Marine Seismic acquisition
Marine data acquisition
To image geological structures in the subsurface the exploration seismic industry processes huge amount of data with computationally intensive algorithms. In a typical marine acquisition (see image on the right) data density is in the order of 10-100 GigaBytes per square kilometer and surveys cover thousands of square kilometers. To image each of these surveys the industry may employ a large cluster farm made of several thousands of nodes for more than a month.
The seismic industry is probably the largest civilian user of high-performance computing in the world. In the past three decades it has been an early adopter of all the successive supercomputing technologies: starting from the first Cray vector computers, to the use of massively parallel computers like the Connection Machines. Now geophysical companies and oil companies rely on large installations of Linux Clusters to image seismic data within a useful turn-around time. Predicting the future of computer technology is a dangerous exercise, but whatever the future direction of scientific computing might be, Grid computing and/or use of the graphic-rendering hardware for numerical computation , it is likely that seismic imaging will be a massive user of those technologies.

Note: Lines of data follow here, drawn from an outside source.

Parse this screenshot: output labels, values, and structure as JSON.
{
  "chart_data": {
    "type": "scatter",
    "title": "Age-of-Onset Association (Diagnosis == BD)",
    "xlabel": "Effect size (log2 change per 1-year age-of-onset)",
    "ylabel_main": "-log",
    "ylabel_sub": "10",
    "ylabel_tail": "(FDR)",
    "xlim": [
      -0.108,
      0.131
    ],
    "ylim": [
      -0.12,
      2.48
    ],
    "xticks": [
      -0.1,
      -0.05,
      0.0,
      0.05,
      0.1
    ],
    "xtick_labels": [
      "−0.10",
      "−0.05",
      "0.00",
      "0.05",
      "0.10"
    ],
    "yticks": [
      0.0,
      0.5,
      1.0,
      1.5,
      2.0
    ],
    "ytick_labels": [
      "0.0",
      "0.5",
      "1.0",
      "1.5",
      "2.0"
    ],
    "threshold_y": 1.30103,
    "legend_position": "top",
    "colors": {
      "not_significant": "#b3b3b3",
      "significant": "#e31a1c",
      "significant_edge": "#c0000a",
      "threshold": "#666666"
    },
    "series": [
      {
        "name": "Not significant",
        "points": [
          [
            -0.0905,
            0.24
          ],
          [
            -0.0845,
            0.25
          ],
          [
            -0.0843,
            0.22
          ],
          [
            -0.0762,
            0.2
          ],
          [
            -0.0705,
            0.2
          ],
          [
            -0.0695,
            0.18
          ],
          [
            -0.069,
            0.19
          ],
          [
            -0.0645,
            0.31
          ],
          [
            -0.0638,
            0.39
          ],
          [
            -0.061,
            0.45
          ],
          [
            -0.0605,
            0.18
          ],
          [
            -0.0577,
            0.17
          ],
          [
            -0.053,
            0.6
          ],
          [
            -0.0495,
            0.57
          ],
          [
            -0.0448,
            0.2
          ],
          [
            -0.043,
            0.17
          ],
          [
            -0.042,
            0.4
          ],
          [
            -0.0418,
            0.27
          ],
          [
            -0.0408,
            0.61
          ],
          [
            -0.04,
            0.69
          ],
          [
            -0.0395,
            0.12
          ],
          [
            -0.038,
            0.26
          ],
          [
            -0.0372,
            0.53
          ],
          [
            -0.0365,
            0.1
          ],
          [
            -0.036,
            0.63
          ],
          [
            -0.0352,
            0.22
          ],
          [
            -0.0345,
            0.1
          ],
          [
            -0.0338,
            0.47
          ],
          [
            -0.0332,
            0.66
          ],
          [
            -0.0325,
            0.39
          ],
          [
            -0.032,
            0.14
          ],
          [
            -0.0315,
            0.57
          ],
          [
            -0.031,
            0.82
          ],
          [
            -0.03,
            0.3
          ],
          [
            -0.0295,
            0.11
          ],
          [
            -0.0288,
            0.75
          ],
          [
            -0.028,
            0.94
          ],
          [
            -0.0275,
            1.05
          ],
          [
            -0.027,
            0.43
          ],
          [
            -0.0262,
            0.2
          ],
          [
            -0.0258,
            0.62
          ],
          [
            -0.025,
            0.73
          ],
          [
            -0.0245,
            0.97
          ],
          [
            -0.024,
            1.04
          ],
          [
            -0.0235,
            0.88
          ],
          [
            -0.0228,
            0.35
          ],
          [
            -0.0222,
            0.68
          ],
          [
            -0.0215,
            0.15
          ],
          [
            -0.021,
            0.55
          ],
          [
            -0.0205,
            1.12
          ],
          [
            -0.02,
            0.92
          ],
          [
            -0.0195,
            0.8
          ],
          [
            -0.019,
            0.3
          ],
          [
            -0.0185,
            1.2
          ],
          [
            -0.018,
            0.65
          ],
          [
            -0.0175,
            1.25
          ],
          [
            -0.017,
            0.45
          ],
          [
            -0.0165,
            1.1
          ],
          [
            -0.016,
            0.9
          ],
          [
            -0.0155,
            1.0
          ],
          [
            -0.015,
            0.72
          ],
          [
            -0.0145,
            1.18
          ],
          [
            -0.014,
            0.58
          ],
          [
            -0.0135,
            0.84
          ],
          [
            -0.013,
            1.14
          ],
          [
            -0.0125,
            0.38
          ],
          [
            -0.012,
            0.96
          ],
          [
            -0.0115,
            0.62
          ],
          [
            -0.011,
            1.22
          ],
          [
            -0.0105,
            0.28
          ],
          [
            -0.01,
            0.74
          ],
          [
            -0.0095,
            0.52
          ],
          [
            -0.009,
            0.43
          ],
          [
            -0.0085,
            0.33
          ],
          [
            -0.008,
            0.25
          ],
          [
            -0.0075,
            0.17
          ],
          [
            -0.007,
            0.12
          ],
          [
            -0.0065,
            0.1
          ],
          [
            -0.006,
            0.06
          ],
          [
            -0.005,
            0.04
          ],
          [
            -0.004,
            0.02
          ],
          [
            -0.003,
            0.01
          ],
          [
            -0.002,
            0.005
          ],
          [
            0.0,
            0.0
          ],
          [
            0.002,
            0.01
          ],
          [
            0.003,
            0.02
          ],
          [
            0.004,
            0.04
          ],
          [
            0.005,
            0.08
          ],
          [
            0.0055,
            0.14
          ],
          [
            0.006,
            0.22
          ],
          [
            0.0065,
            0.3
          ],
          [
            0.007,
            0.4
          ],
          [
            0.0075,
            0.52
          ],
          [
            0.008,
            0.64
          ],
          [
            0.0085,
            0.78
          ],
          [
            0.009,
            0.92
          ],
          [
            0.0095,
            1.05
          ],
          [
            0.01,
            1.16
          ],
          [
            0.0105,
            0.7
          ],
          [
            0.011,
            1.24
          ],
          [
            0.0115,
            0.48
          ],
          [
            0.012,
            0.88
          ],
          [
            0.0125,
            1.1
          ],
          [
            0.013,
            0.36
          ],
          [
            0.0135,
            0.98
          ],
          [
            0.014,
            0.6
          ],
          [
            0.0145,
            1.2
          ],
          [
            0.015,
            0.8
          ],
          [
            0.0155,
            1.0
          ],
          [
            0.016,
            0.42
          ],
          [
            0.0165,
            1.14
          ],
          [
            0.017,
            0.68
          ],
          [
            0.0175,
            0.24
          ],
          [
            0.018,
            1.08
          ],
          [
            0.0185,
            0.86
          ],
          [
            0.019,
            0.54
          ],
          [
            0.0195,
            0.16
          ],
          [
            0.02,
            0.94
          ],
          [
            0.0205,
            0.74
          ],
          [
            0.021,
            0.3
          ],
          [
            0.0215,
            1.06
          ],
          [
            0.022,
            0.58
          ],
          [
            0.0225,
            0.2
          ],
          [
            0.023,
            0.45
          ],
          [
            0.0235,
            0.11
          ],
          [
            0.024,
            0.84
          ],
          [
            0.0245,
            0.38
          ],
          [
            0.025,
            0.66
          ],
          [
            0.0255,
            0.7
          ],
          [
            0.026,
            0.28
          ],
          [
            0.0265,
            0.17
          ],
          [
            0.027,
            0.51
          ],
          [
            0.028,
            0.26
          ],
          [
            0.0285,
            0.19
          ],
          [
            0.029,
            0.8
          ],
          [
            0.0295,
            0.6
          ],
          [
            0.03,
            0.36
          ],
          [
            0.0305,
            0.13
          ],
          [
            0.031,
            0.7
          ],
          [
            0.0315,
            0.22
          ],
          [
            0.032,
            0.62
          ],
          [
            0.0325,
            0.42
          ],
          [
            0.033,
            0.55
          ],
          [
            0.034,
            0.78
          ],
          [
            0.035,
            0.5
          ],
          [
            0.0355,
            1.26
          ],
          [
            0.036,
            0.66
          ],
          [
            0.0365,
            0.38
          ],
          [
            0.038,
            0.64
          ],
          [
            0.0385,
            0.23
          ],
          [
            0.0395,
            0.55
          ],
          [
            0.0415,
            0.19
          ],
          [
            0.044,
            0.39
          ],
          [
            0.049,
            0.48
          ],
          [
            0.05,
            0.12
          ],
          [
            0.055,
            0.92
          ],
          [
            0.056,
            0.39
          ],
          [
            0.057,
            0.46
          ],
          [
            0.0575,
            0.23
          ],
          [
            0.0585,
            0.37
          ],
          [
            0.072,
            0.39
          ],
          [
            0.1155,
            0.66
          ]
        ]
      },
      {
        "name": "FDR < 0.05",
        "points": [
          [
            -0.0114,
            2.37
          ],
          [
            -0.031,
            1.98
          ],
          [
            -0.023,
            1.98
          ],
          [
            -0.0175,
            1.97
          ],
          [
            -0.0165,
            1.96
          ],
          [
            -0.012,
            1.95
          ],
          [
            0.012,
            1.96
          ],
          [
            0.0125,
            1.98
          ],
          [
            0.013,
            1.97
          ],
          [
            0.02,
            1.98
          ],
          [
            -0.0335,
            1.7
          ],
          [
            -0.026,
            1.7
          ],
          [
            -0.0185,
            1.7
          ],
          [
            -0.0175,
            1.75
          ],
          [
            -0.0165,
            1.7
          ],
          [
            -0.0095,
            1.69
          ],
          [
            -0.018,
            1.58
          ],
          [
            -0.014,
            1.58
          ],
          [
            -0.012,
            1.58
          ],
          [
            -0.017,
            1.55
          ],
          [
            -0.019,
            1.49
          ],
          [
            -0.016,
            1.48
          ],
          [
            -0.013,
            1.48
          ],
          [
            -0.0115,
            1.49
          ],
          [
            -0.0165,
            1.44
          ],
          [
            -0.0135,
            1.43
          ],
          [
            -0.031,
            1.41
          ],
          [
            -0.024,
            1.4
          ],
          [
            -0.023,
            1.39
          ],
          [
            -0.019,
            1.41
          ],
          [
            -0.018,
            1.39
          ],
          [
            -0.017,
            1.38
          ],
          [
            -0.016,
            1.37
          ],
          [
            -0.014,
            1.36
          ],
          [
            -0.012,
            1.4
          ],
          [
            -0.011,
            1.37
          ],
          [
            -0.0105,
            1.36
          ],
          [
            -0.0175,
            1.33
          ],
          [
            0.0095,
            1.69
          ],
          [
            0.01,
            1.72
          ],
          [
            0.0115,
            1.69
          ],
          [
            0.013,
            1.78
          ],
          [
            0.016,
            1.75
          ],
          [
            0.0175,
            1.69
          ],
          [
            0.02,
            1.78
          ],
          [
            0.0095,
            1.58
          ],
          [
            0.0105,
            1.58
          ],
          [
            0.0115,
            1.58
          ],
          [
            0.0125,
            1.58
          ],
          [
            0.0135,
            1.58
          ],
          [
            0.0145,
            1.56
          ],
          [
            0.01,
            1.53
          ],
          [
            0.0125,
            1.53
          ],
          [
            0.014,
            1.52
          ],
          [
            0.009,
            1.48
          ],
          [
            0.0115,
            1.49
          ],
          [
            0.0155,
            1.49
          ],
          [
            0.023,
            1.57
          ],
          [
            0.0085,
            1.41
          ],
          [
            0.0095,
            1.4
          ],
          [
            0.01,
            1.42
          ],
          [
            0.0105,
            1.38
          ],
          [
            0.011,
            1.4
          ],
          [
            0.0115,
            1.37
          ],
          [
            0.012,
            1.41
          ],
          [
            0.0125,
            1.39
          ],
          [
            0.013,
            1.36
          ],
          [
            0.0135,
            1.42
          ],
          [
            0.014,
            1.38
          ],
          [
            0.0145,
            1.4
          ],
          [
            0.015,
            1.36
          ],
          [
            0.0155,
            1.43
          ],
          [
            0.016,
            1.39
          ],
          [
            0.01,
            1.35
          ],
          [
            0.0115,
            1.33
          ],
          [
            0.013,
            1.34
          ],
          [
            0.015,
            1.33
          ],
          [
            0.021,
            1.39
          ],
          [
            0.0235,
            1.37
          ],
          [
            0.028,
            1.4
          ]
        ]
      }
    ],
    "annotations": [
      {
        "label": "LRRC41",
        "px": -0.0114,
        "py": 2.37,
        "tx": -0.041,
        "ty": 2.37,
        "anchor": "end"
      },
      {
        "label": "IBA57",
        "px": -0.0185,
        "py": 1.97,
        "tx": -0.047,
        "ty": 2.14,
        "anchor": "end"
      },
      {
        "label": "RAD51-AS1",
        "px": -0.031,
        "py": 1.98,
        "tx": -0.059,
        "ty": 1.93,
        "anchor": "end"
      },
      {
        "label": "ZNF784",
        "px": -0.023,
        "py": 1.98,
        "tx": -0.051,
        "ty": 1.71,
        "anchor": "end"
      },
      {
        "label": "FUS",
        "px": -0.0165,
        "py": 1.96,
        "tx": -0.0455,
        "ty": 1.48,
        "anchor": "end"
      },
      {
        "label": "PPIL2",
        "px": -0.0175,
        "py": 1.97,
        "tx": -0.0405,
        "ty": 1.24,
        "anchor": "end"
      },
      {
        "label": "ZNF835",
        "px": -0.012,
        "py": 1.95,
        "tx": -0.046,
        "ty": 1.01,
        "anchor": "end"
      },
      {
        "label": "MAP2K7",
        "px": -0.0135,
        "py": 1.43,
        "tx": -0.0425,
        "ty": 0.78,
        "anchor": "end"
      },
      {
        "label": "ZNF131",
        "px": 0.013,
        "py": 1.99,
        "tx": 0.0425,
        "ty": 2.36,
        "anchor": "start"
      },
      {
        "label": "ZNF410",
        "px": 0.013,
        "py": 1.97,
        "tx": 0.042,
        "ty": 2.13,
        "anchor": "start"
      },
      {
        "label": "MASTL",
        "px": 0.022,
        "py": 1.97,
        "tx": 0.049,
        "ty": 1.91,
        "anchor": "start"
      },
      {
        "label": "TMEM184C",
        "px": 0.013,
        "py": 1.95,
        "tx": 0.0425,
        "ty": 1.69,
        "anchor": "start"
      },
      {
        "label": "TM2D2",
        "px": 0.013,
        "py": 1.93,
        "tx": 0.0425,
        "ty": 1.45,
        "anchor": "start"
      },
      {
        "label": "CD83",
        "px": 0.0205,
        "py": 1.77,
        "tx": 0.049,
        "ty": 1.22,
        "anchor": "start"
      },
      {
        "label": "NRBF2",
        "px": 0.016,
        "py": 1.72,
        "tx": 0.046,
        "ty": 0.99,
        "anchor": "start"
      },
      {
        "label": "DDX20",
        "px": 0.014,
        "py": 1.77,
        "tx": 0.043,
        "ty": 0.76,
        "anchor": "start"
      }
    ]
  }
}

Picture of SEP cluster (2005)
Celebrating the arrival on new SEP's cluster (2005)
At the Stanford Exploration Project (SEP) we validate our algorithms on small subsets of the actual surveys. However, many of our imaging methods require testing on at least 10-50 square kilometers of data to be meaningful; that is, we must be capable of handling data sets of few hundreds of GigaBytes. Today, our main computational platforms are several Linux clusters, with an aggregate total number of CPUs of about 250. Because, of the size of the data sets, and the inherent requirements of data locality of our algorithms, our computer need at least 2-8 Gigabytes of local memory to be readily accessible by each CPU. We also benefit from large local disk on the nodes; our clusters have now up to 250 GigaBytes of disk on each node. Details on SEP supercomputing activities can be found at the Supercomputing at SEP page. To be able to build and maintain this computational facility, in 2003 we launched the Linux Cluster Initiative , a three-years addition to our regular affiliate program. The image on the left shows one of our clusters that was installed at the beginning of 2005 and the people that run it.

One of SEP's main goals is to develop the next generation of imaging algorithms. These algorithms may be too computationally intensive to be applied on industrial scale today, but they will become cost-effective as the computer industry drives computational costs down. An important class of advanced algorithms that we are actively investigating requires the iterative inversion of wave-equation operators. The performance of each iteration of these inversion processes on a a small data set (~10 square kilometers) requires several days to run on SEP's largest cluster (80 CPUs), and satisfactory results are achieved only after many iterations. To investigate the limitations of present methods and to devise new ones we must run such large tasks many times. We are thus always on the lookout for the latest high-performance computing innovations because the future of SEP depends on them.